Esse precoce carnaval sucessório dos mais de trinta partidos em atividade legais no País e outro tanto sem registro no Tribunal Eleitoral dá mostras de que, em nome da democracia, todos caminham sobre um vazio de sentido e de compromissos explícitos com a verdade (Pondé) ou um comprometimento com a eficiência das políticas e programas sob a responsabilidade da máquina pública, senão em conveniências pessoais específicas.

Por conta da fragilidade do pacto pela governabilidade, a corrida eleitoral, comandada pela reeleição, deve agravar o cenário econômico em 2022.  O Banco Central projeta para o próximo ano a possibilidade do brasileiro ter de  conviver com uma inflação e taxas de juros de dois dígitos; gasolina e dólar acima de R$ 6,00; 15 milhões ou mais de desempregados; expansão de  0,5 por cento do PIB; e um  rombo nos limites fiscais para os gastos públicos acima de R$ 100 bilhões.

A realidade mostra que boa parte dos indicadores econômicos negativos tem sido produzida, desde já, pela força desproporcional dos embates eleitorais, cujo pleito acontecerá daqui a um ano. O País tornou-se um caldeirão de retóricas, promessas vazias, confusas, de interesses pessoais, até vingativos. Tudo improdutivo.  O sistema econômico e as políticas públicas são quase ignorados. Cada empreendedor se vira como pode à luz da imobilidade das reformas em tramitação no Congresso. Algo bárbaro e selvagem acontece. O professor e ex-deputado constituinte Elias Murad conclui que “O Brasil progride à noite, enquanto os políticos estão dormindo”.

Esse ambiente discursivo irresponsável, ao invés de trazer soluções, sem qualquer autocrítica, carismatiza absurdos e ocupa o tempo e apoios a pessoas presas moralmente às imputações corruptivas, como se inocentes fossem. Afloram por todos os lados   interesses e oportunismos.  Convive-se, inconscientemente, com sábios e sabidos emergidos de espaços de transgressões.

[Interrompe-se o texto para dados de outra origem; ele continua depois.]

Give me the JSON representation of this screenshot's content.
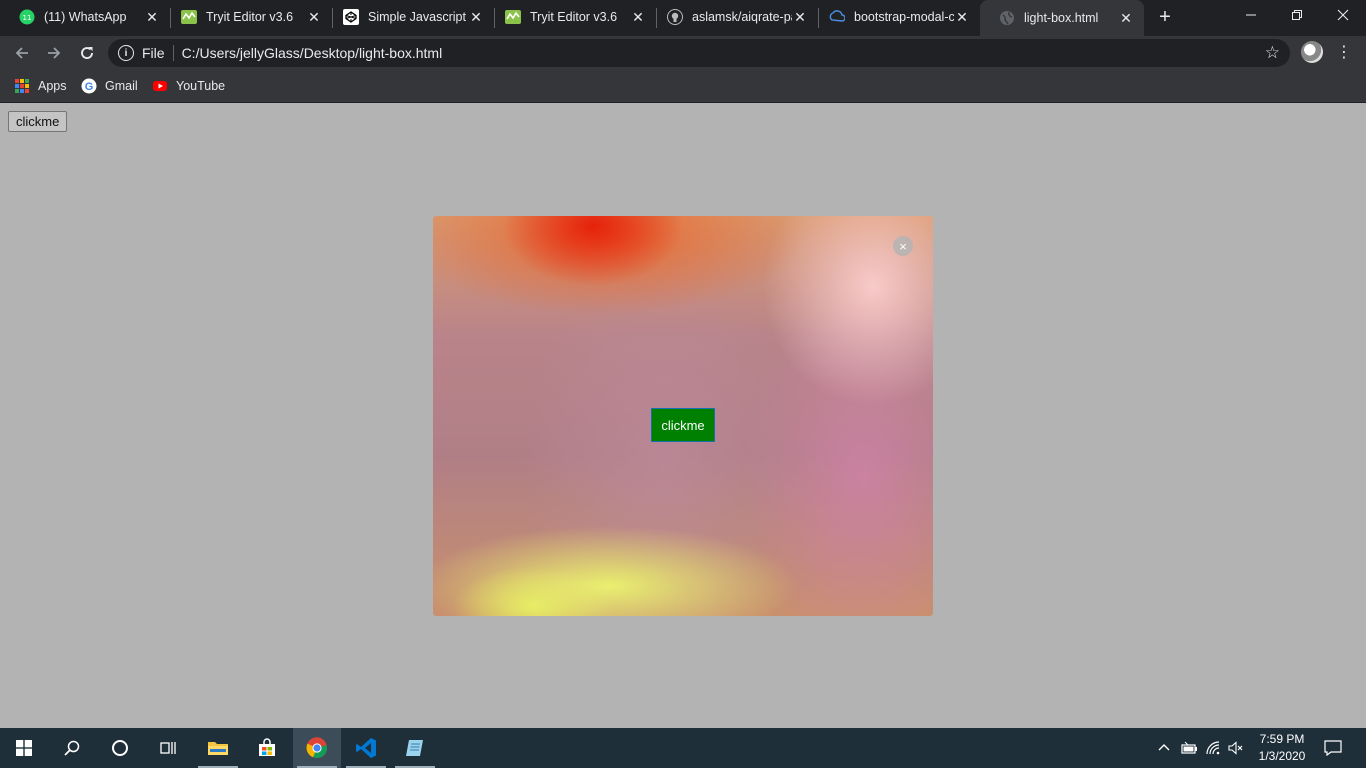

O atual Presidente, apesar de defendido pelos correligionários como incorruptível, virtude incomum no campo da política, com sua indiferença administrativa e seu amorfismo escatológico, tem culpa direta na configuração desse cenário indigesto e sem qualquer futuro para a sociedade. Ao assumir o cargo, em 2019, iludido pelas formulações abstratas de seu ministro da Fazenda, economista Paulo Guedes, declarou provocativamente que a política macroeconômica que ele formulava iria lhe garantir “uma reeleição tranquila”.

Assim, Bolsonaro vem atravessando esses anos de governo, manipulando interpretações falseadas e programas públicos em direção à inoportuna visão da reeleição, mesmo sob o fogo cruzado de uma oposição moralmente pouco qualificada. São candidatos prematuros e, todos, desde São Paulo e até ao interior do Nordeste, são vaiados por uma opinião pública invisível.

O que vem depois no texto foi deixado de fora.